With the mobile phone as good as any music player, a wireless speaker is a must-have for sharing and partying
Anand Parthasarathy checks out some mid-price wireless speakers
Does anybody remember the Walkman? Sony stopped making the classic portable cassette music player in 2010, some thirty years after inventing it.
iPod anyone? Not too many takers, I'm afraid, when Apple's own iPhones, double as pretty good music players.
Last week, headlines in Japan spoke of the Sony Walkman rising from the grave: the company had launched a new solid state music player called the ZX1 with 128 GB of storage -- but the asking price in Yen ( the equivalent of Rs 45,000) told most of us: "Relax, it's not for the likes of you!" Our mobile phones remain unchallenged as the music player, they threw in for free.
That said, the mobile phone is a great storehouse of music, but not the best device to enjoy . Unless you are an antisocial loner or stuck in a noise-free zone, headphones are not an optio: sharing is half the fun. But it's silly to stick a lot of wires to attach a speaker to a cell phone -- which is why a wireless speaker system is today a must-have accessory for phone-totting music premis.
This is where Bluetooth technology comes to the rescue, joining the player ( in a phone or stand-alone) and the speaker as long as they are not more than 10 metres apart.
The problem with Bluetooth speakers today, is a problem of plenty: between the cheapest at around Rs 400 and the costliest, there could be a 100-fold price difference. Assuming that most of us may not consider spending tens of thousands of rupees on an accessory to a phone which costs much less than that, I have been trying out a few mid price-range Bluetooth wireless speakers and was surprised to see how innovative they have become; how they second guess the secret wish lists of the average music-loving customer.
One of the most portable is Logitech's X100 which fits comfortably in the palm of your hand, comes with a rubber skin for outdoor use and plays for about 5 hours on a full charge. Power switch, volume control, and Bluetooth connectivity button, a 3.5mm audio jack for connecting other devices and a micro-USB port for charging are all embedded flush with the wall of the speaker. An unseen mike turns the X100 into a speaker phone in case you have an incoming call on your phone. At Rs 2995, it is both pocket sized and pocket friendly -- and this baby sized speaker can sing real loud too!

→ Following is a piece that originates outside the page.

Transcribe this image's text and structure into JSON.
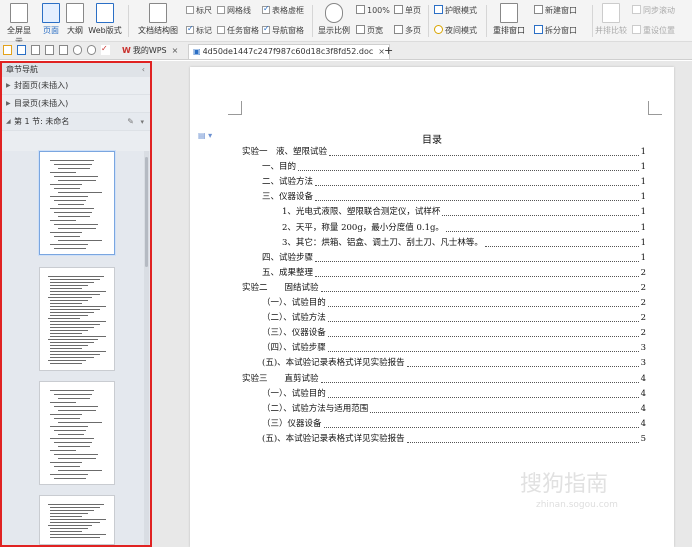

Simple Audio is an audio device maker based in Scotland who quickly acquired a reputation among serious music lovers for delivering very decent sound quality. The company was recently acquired by PC accessory supplier Corsair -- and celebrated the occasion by launching Simple Audio 'Go', a chunky but still hand-sized Bluetooth 3.0 speaker whose USP is a separate bass-enhancing driver and two stereo speakers. The built-in microphone may not be anything new but some clever echo-cancelling technology makes the hands-free speakerphone mode of taking a call far superior to many Bluetooth speakers I have tested. The asking price of Rs 6999 might seem a bit steep, but SimpleAudio is able to charge a premium because it has earned a reputation among audio freaks.
Finally the BT-02 1 N speaker from Hong Kong-based Astrum provides a second, more recent technology in addition to Bluetooth, that makes wire-free pairing even easier: NFC or Near Field Communication. If yours is a recent smartphone with NFC, you can avoid drilling down a menu to detect the Bluetooth device: Just bring the phone close to the speaker and give it a light tap to get the speaker playing your music.
Another thoughtful feature: the rechargeable battery in the speaker also doubles as a 1600 mAh emergency power bank for charging your phone. But I would not call this a truly portable speaker -- it won't fit in any pocket of mine! It is available in India from Emporis Peripherals, Kolkata, for Rs 2699 which looks like a great bargain.